Memoization to Optimize Recursion in DSA C - Time & Space Complexity
We want to see how using memoization changes the speed of recursive functions.
How does remembering past answers help us do less work?
Analyze the time complexity of the following code snippet.
int fib(int n, int memo[]) {
if (n <= 1) return n;
if (memo[n] != -1) return memo[n];
memo[n] = fib(n-1, memo) + fib(n-2, memo);
return memo[n];
}
// memo array initialized with -1 for all indices
This code calculates Fibonacci numbers using recursion and stores results to avoid repeated work.
Identify the loops, recursion, array traversals that repeat.
- Primary operation: Recursive calls to fib with memoization check.
- How many times: Each unique fib(n) is computed once; repeated calls return stored result immediately.

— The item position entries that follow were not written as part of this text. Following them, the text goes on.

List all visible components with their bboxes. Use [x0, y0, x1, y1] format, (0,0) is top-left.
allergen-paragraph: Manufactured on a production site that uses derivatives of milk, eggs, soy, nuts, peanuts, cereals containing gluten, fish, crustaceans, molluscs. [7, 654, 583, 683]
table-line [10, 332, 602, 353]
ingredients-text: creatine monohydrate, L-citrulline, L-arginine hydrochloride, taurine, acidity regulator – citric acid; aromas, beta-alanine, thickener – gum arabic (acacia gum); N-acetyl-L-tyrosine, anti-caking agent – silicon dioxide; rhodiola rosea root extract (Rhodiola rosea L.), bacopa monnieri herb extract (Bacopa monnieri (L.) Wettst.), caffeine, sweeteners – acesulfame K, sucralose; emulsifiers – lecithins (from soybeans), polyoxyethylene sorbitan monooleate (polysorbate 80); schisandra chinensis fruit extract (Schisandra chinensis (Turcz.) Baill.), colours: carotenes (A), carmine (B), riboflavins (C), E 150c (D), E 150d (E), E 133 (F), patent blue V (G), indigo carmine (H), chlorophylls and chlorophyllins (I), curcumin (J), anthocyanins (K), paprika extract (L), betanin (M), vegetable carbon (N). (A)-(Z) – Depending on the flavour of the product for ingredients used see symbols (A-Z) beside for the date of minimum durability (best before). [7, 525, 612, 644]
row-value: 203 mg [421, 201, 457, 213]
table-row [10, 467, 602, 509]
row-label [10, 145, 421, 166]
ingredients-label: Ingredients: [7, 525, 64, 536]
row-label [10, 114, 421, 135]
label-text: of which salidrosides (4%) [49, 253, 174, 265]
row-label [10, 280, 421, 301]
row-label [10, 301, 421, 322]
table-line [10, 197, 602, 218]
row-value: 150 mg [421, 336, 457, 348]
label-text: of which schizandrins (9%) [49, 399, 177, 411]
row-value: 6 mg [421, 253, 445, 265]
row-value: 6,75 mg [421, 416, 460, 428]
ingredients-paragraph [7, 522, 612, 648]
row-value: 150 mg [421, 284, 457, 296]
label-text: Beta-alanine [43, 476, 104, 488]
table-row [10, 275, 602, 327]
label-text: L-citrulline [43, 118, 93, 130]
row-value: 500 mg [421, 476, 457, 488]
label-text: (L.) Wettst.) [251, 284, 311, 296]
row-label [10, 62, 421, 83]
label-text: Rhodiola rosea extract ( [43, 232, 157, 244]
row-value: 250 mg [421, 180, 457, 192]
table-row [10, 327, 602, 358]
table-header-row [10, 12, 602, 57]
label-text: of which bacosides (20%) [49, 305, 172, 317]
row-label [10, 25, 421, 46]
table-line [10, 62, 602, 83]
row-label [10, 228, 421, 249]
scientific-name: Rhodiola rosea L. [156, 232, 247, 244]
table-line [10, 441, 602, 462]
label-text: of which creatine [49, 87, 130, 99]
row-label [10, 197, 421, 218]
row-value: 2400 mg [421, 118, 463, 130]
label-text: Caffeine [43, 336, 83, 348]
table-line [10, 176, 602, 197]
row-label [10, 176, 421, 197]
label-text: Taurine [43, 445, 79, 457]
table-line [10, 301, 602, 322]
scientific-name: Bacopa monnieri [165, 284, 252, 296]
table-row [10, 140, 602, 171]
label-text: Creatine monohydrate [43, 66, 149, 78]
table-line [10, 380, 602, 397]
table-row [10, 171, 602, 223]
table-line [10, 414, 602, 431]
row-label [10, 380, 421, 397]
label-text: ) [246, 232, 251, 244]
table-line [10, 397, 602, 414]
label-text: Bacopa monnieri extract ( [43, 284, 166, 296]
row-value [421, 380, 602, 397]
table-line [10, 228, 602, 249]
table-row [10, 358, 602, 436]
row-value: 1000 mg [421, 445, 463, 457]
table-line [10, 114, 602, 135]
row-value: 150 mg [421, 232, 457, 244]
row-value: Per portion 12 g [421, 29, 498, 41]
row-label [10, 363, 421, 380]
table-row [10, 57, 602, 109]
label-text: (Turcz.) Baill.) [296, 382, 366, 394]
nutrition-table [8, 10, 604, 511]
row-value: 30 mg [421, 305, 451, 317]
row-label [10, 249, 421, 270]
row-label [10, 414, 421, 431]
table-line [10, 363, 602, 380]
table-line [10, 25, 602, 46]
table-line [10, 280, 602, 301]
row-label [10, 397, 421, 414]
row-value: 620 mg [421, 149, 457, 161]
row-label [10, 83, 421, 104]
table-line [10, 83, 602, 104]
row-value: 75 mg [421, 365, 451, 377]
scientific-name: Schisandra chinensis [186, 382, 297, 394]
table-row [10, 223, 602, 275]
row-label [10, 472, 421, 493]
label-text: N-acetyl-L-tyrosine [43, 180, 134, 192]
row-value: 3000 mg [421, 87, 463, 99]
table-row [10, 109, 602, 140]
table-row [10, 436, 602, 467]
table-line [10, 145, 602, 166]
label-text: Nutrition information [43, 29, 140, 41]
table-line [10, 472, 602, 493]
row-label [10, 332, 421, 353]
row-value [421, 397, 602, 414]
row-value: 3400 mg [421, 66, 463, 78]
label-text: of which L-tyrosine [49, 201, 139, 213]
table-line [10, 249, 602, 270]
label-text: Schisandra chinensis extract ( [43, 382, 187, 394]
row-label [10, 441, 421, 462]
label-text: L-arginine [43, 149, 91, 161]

Without memoization, calls grow very fast because many repeat. With memoization, each number is calculated once.
| Input Size (n) | Approx. Operations |
|---|---|
| 10 | About 10 calls |
| 100 | About 100 calls |
| 1000 | About 1000 calls |
Pattern observation: The work grows roughly in a straight line with n, not exponentially.
Time Complexity: O(n)
This means the function does work proportional to n, calculating each Fibonacci number once.
[X] Wrong: "Memoization doesn't change the time complexity; recursion is always slow."
[OK] Correct: Memoization saves results so repeated calls are fast, reducing exponential calls to linear.
Understanding memoization shows you can improve slow recursive solutions by saving work, a key skill in problem solving.
"What if we removed the memo array and just used plain recursion? How would the time complexity change?"